If you or someone around you has an anaphylactic reaction, these are the essential steps you should follow:

1. Call 999

It might take some time for paramedics to arrive. So calling 999 is the first step in treating anaphylaxis. Ask for an ambulance and say this is an emergency case of anaphylaxis. [4] The emergency team will also advise on how to treat the condition until they arrive.

2. Check The Airway

The second step is to ensure that the person’s airways are open and clear. If their throat has closed up, it must be opened manually or with a tube inserted into their mouth or nose.

3. Stay Calm

It is important to stay calm while helping someone with anaphylaxis. Panicking will not help and may make the situation worse.  Reassure the person that help is on its way.

4. Remove Triggers

If the person has an allergic reaction due to food, medication, or insect bite, remove it immediately. You need to understand the cause of the reaction quickly, avoid it and treat the symptoms.

5. Administer Medication

If the person has an EpiPen (epinephrine auto-injector), help them administer it immediately. This lifesaving drug can reverse most of the danger signs and symptoms of anaphylaxis. Usually, if a person faced an anaphylactic reaction, they would have their EpiPen. So check if the person has one with them and help them use it.

6. Raise The Feet And Loosen Clothes

Raise the feet of the person having an anaphylactic reaction to improve blood flow throughout the body. Loosening up tight clothing such as belts, ties, and collars will also make them more comfortable.

7. Turn Them On Their Side (In case of Vomiting)

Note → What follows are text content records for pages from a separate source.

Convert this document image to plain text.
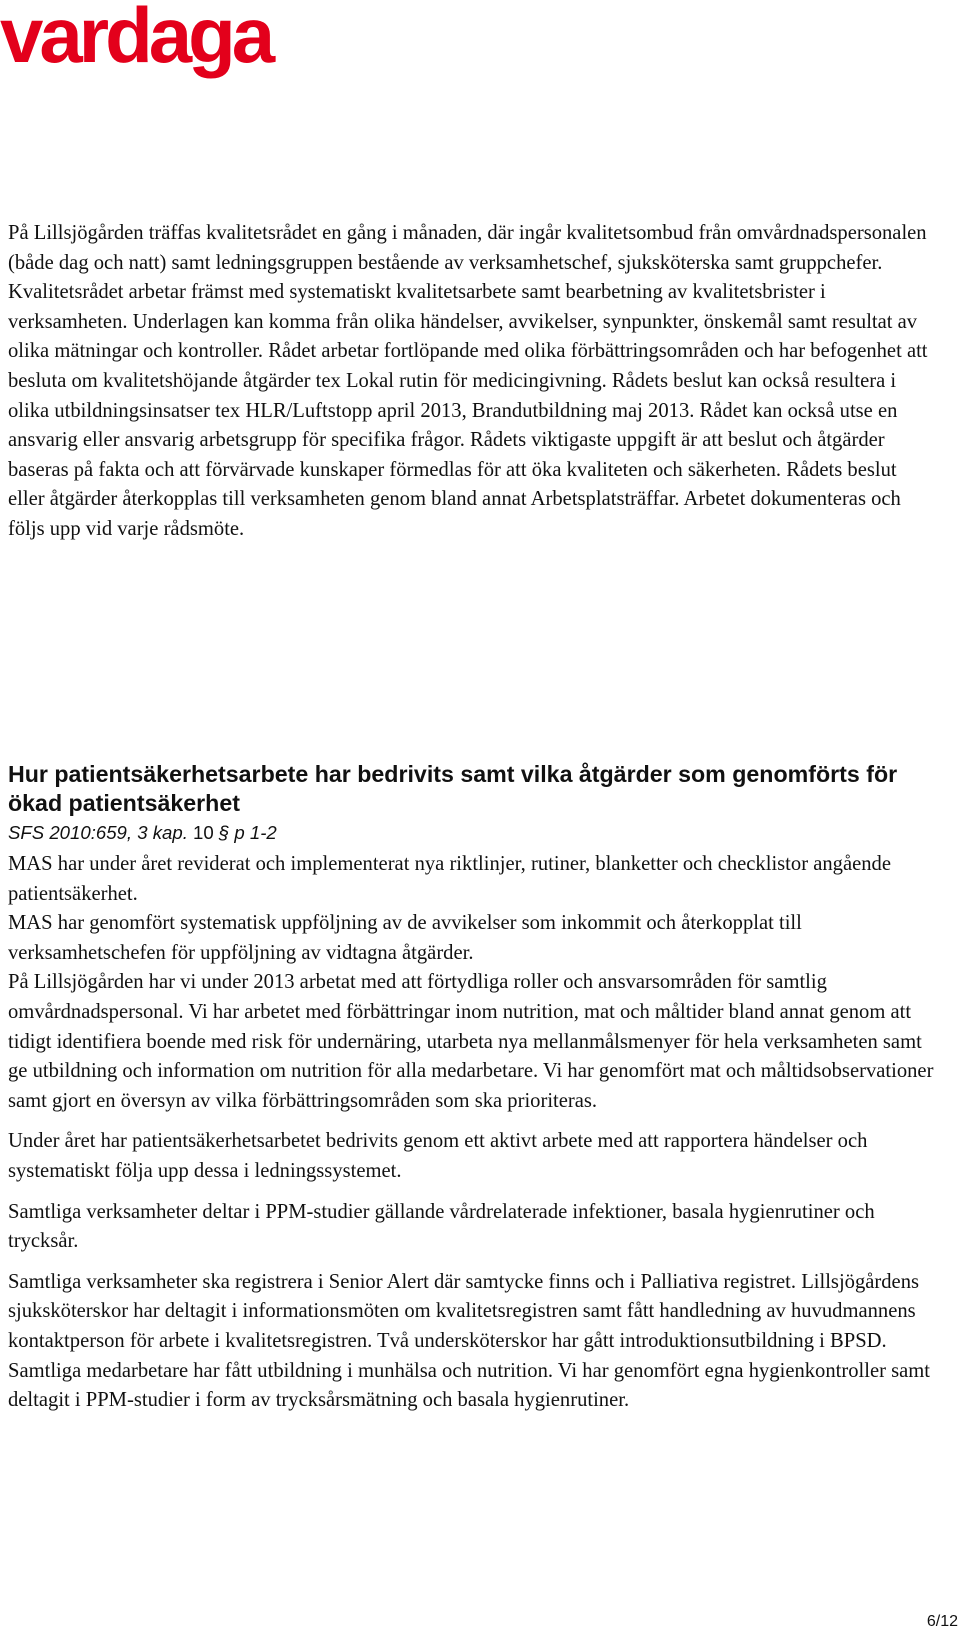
vardaga

På Lillsjögården träffas kvalitetsrådet en gång i månaden, där ingår kvalitetsombud från omvårdnadspersonalen (både dag och natt) samt ledningsgruppen bestående av verksamhetschef, sjuksköterska samt gruppchefer. Kvalitetsrådet arbetar främst med systematiskt kvalitetsarbete samt bearbetning av kvalitetsbrister i verksamheten. Underlagen kan komma från olika händelser, avvikelser, synpunkter, önskemål samt resultat av olika mätningar och kontroller. Rådet arbetar fortlöpande med olika förbättringsområden och har befogenhet att besluta om kvalitetshöjande åtgärder tex Lokal rutin för medicingivning. Rådets beslut kan också resultera i olika utbildningsinsatser tex HLR/Luftstopp april 2013, Brandutbildning maj 2013. Rådet kan också utse en ansvarig eller ansvarig arbetsgrupp för specifika frågor. Rådets viktigaste uppgift är att beslut och åtgärder baseras på fakta och att förvärvade kunskaper förmedlas för att öka kvaliteten och säkerheten. Rådets beslut eller åtgärder återkopplas till verksamheten genom bland annat Arbetsplatsträffar. Arbetet dokumenteras och följs upp vid varje rådsmöte.

Hur patientsäkerhetsarbete har bedrivits samt vilka åtgärder som genomförts för ökad patientsäkerhet
SFS 2010:659, 3 kap. 10 § p 1-2

MAS har under året reviderat och implementerat nya riktlinjer, rutiner, blanketter och checklistor angående patientsäkerhet.

MAS har genomfört systematisk uppföljning av de avvikelser som inkommit och återkopplat till verksamhetschefen för uppföljning av vidtagna åtgärder.

På Lillsjögården har vi under 2013 arbetat med att förtydliga roller och ansvarsområden för samtlig omvårdnadspersonal. Vi har arbetet med förbättringar inom nutrition, mat och måltider bland annat genom att tidigt identifiera boende med risk för undernäring, utarbeta nya mellanmålsmenyer för hela verksamheten samt ge utbildning och information om nutrition för alla medarbetare. Vi har genomfört mat och måltidsobservationer samt gjort en översyn av vilka förbättringsområden som ska prioriteras.

Under året har patientsäkerhetsarbetet bedrivits genom ett aktivt arbete med att rapportera händelser och systematiskt följa upp dessa i ledningssystemet.

Samtliga verksamheter deltar i PPM-studier gällande vårdrelaterade infektioner, basala hygienrutiner och trycksår.

Samtliga verksamheter ska registrera i Senior Alert där samtycke finns och i Palliativa registret. Lillsjögårdens sjuksköterskor har deltagit i informationsmöten om kvalitetsregistren samt fått handledning av huvudmannens kontaktperson för arbete i kvalitetsregistren. Två undersköterskor har gått introduktionsutbildning i BPSD. Samtliga medarbetare har fått utbildning i munhälsa och nutrition. Vi har genomfört egna hygienkontroller samt deltagit i PPM-studier i form av trycksårsmätning och basala hygienrutiner.

6/12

If the infected person is vomiting, turn them on their side to prevent the vomit from entering their airways. 

These are the primary steps that you should follow to treat anaphylaxis. After the paramedics arrive, they will provide additional care to ensure that the person is recovering from the reaction.

Types Of Anaphylaxis Reactions

Some people might get confused about the types of Anaphylaxis; however, it is important to understand the differences between them to handle the situation better. There are three main types of Anaphylaxis:

  • Uniphasic Reaction

This is the most common type of allergic reaction, and it involves one wave of symptoms that typically last between 30 minutes to an hour. About 80-90% of all cases of anaphylaxis are uniphasic, meaning it can be treated and does not require medical attention. [3]

  • Biphasic Reaction

This second type of reaction involves the second wave of symptoms about 8 to 10 hours after the first wave. People with Biphasic Anaphylaxis should seek medical attention as soon as possible.

  • Protracted Reaction

The longest type of reaction, Protracted Anaphylaxis, lasts days or weeks. This type is characterized by recurrent episodes of anaphylactic symptoms over a long period and must be treated with extreme caution as it can be very dangerous.

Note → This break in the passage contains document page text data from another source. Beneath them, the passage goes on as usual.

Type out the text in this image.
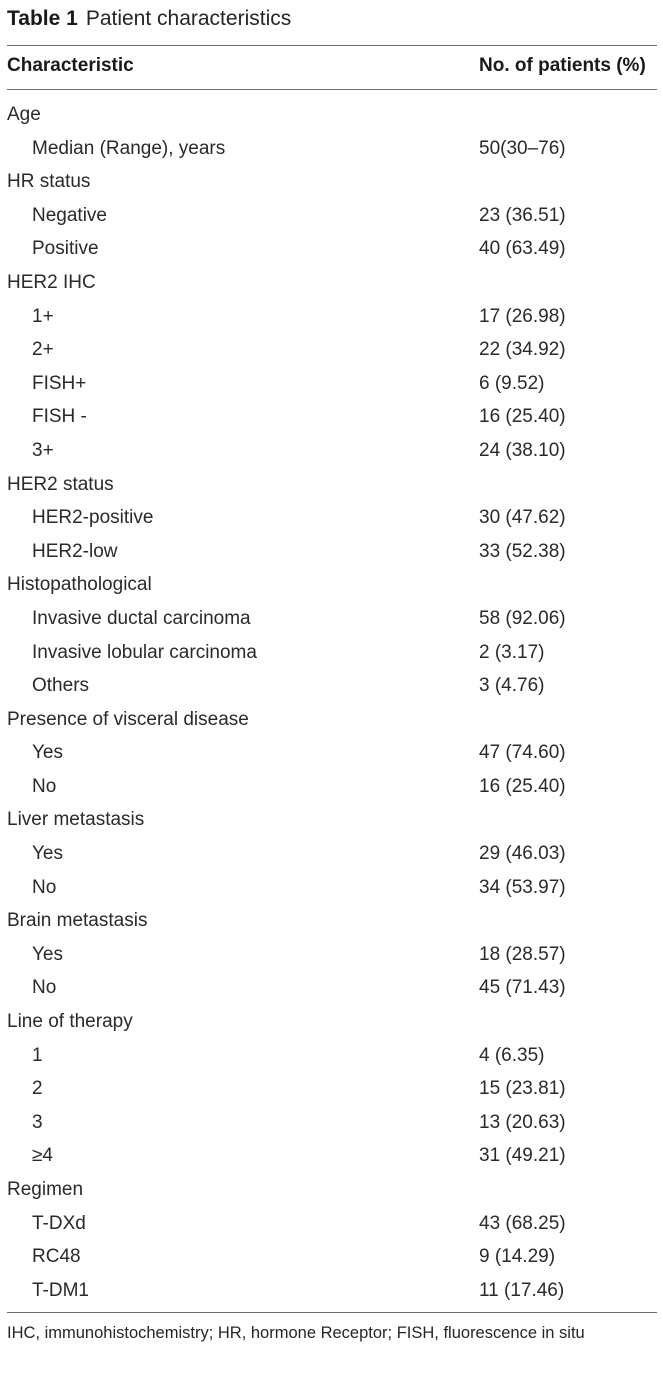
Table 1 Patient characteristics
Characteristic	No. of patients (%)
Age
Median (Range), years	50(30–76)
HR status
Negative	23 (36.51)
Positive	40 (63.49)
HER2 IHC
1+	17 (26.98)
2+	22 (34.92)
FISH+	6 (9.52)
FISH -	16 (25.40)
3+	24 (38.10)
HER2 status
HER2-positive	30 (47.62)
HER2-low	33 (52.38)
Histopathological
Invasive ductal carcinoma	58 (92.06)
Invasive lobular carcinoma	2 (3.17)
Others	3 (4.76)
Presence of visceral disease
Yes	47 (74.60)
No	16 (25.40)
Liver metastasis
Yes	29 (46.03)
No	34 (53.97)
Brain metastasis
Yes	18 (28.57)
No	45 (71.43)
Line of therapy
1	4 (6.35)
2	15 (23.81)
3	13 (20.63)
≥4	31 (49.21)
Regimen
T-DXd	43 (68.25)
RC48	9 (14.29)
T-DM1	11 (17.46)
IHC, immunohistochemistry; HR, hormone Receptor; FISH, fluorescence in situ
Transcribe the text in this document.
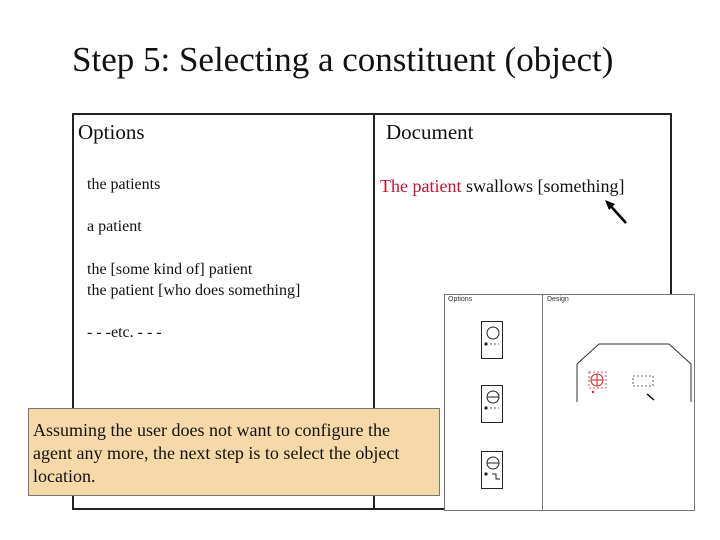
Step 5: Selecting a constituent (object)
Options	Document
the patients
a patient
the [some kind of] patient
the patient [who does something]
- - -etc. - - -
The patient swallows [something]
Options	Design
Assuming the user does not want to configure the agent any more, the next step is to select the object location.
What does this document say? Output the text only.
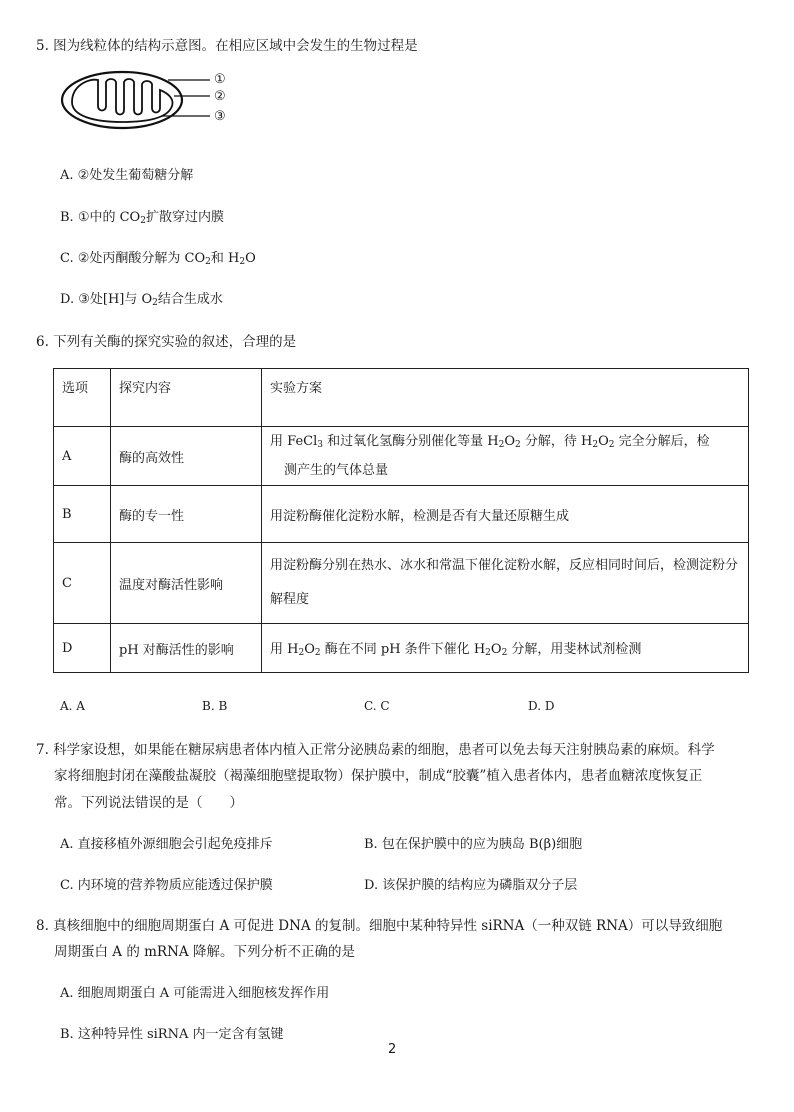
5. 图为线粒体的结构示意图。在相应区域中会发生的生物过程是
①
②
③
A. ②处发生葡萄糖分解
B. ①中的 $CO_2$扩散穿过内膜
C. ②处丙酮酸分解为 $CO_2$和 $H_2O$
D. ③处[H]与 $O_2$结合生成水
6. 下列有关酶的探究实验的叙述，合理的是
选项	探究内容	实验方案
A	酶的高效性	用 FeCl$_3$ 和过氧化氢酶分别催化等量 $H_2O_2$ 分解，待 $H_2O_2$ 完全分解后，检
测产生的气体总量

B	酶的专一性	用淀粉酶催化淀粉水解，检测是否有大量还原糖生成
C	温度对酶活性影响	用淀粉酶分别在热水、冰水和常温下催化淀粉水解，反应相同时间后，检测淀粉分解程度

D	pH 对酶活性的影响	用 $H_2O_2$ 酶在不同 pH 条件下催化 $H_2O_2$ 分解，用斐林试剂检测
A. A	B. B	C. C	D. D
7. 科学家设想，如果能在糖尿病患者体内植入正常分泌胰岛素的细胞，患者可以免去每天注射胰岛素的麻烦。科学
家将细胞封闭在藻酸盐凝胶（褐藻细胞壁提取物）保护膜中，制成“胶囊”植入患者体内，患者血糖浓度恢复正
常。下列说法错误的是（　　）
A. 直接移植外源细胞会引起免疫排斥	B. 包在保护膜中的应为胰岛 B(β)细胞
C. 内环境的营养物质应能透过保护膜	D. 该保护膜的结构应为磷脂双分子层
8. 真核细胞中的细胞周期蛋白 A 可促进 DNA 的复制。细胞中某种特异性 siRNA（一种双链 RNA）可以导致细胞
周期蛋白 A 的 mRNA 降解。下列分析不正确的是
A. 细胞周期蛋白 A 可能需进入细胞核发挥作用
B. 这种特异性 siRNA 内一定含有氢键
2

Complications For Anaphylaxis

When left untreated, a person might face severe and life-threatening complications due to anaphylaxis, including cardiac arrest, respiratory distress, and shock. The blood pressure might also drop, leading to sluggish blood circulation. 

Anaphylaxis is usually taken as very easy to treat, but it can also cause death if not treated properly and promptly. It is, therefore, important to be well-informed and take the right action as soon as possible during a First Aid For Anaphylaxis attack. 

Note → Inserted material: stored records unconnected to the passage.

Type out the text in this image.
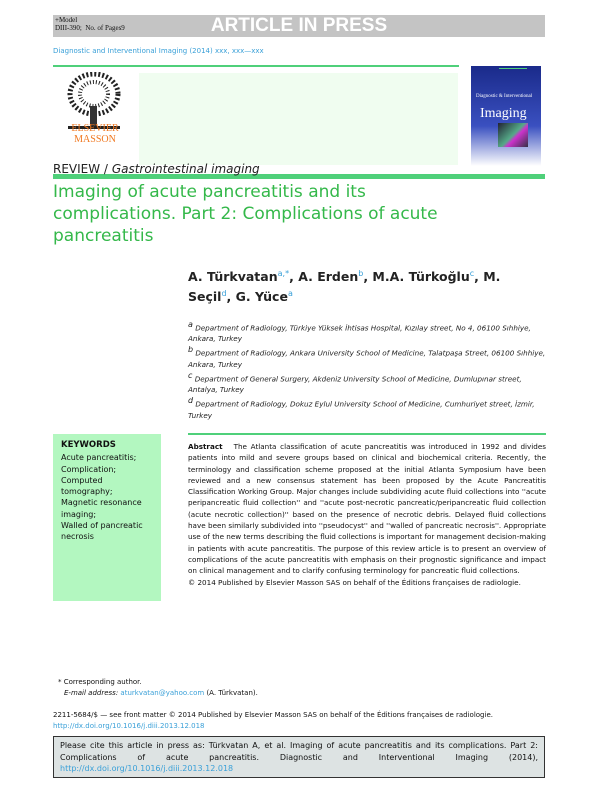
+Model
DIII-390; No. of Pages9	ARTICLE IN PRESS
Diagnostic and Interventional Imaging (2014) xxx, xxx—xxx
ELSEVIER
MASSON
Diagnostic & Interventional
Imaging
REVIEW / Gastrointestinal imaging
Imaging of acute pancreatitis and its complications. Part 2: Complications of acute pancreatitis
A. Türkvatan$^{a,*}$, A. Erden$^b$, M.A. Türkoğlu$^c$, M. Seçil$^d$, G. Yüce$^a$
$^a$ Department of Radiology, Türkiye Yüksek İhtisas Hospital, Kızılay street, No 4, 06100 Sıhhiye, Ankara, Turkey
$^b$ Department of Radiology, Ankara University School of Medicine, Talatpaşa Street, 06100 Sıhhiye, Ankara, Turkey
$^c$ Department of General Surgery, Akdeniz University School of Medicine, Dumlupınar street, Antalya, Turkey
$^d$ Department of Radiology, Dokuz Eylul University School of Medicine, Cumhuriyet street, İzmir, Turkey
KEYWORDS
Acute pancreatitis;
Complication;
Computed tomography;
Magnetic resonance imaging;
Walled of pancreatic necrosis
Abstract The Atlanta classification of acute pancreatitis was introduced in 1992 and divides patients into mild and severe groups based on clinical and biochemical criteria. Recently, the terminology and classification scheme proposed at the initial Atlanta Symposium have been reviewed and a new consensus statement has been proposed by the Acute Pancreatitis Classification Working Group. Major changes include subdividing acute fluid collections into ''acute peripancreatic fluid collection'' and ''acute post-necrotic pancreatic/peripancreatic fluid collection (acute necrotic collection)'' based on the presence of necrotic debris. Delayed fluid collections have been similarly subdivided into ''pseudocyst'' and ''walled of pancreatic necrosis''. Appropriate use of the new terms describing the fluid collections is important for management decision-making in patients with acute pancreatitis. The purpose of this review article is to present an overview of complications of the acute pancreatitis with emphasis on their prognostic significance and impact on clinical management and to clarify confusing terminology for pancreatic fluid collections.
© 2014 Published by Elsevier Masson SAS on behalf of the Éditions françaises de radiologie.
* Corresponding author.
E-mail address: aturkvatan@yahoo.com (A. Türkvatan).
2211-5684/$ — see front matter © 2014 Published by Elsevier Masson SAS on behalf of the Éditions françaises de radiologie.
http://dx.doi.org/10.1016/j.diii.2013.12.018
Please cite this article in press as: Türkvatan A, et al. Imaging of acute pancreatitis and its complications. Part 2: Complications of acute pancreatitis. Diagnostic and Interventional Imaging (2014), http://dx.doi.org/10.1016/j.diii.2013.12.018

1. Can CPR help in case of anaphylaxis?

Yes, CPR can help with anaphylaxis as it helps to keep blood and oxygen flowing throughout the body. But CPR requires sheer professionalism to perform, so if you are not trained in CPR, it is best to seek medical help.

2. Can anaphylaxis be prevented?

Although there is no surefire way to prevent anaphylaxis, some steps can be taken to reduce the risk. If you have a known allergy, it’s important to avoid exposure to the allergen. Be sure to carry your epinephrine auto-injector and learn how to use it. Also, if your allergies are severe, speak to your doctor about getting a medical alert bracelet or necklace.

3. Can I take any supplements for anaphylaxis?

No, no supplement can prevent or cure anaphylaxis. Taking supplements may help support your overall health and well-being, but they will not help if you are currently experiencing an allergic reaction.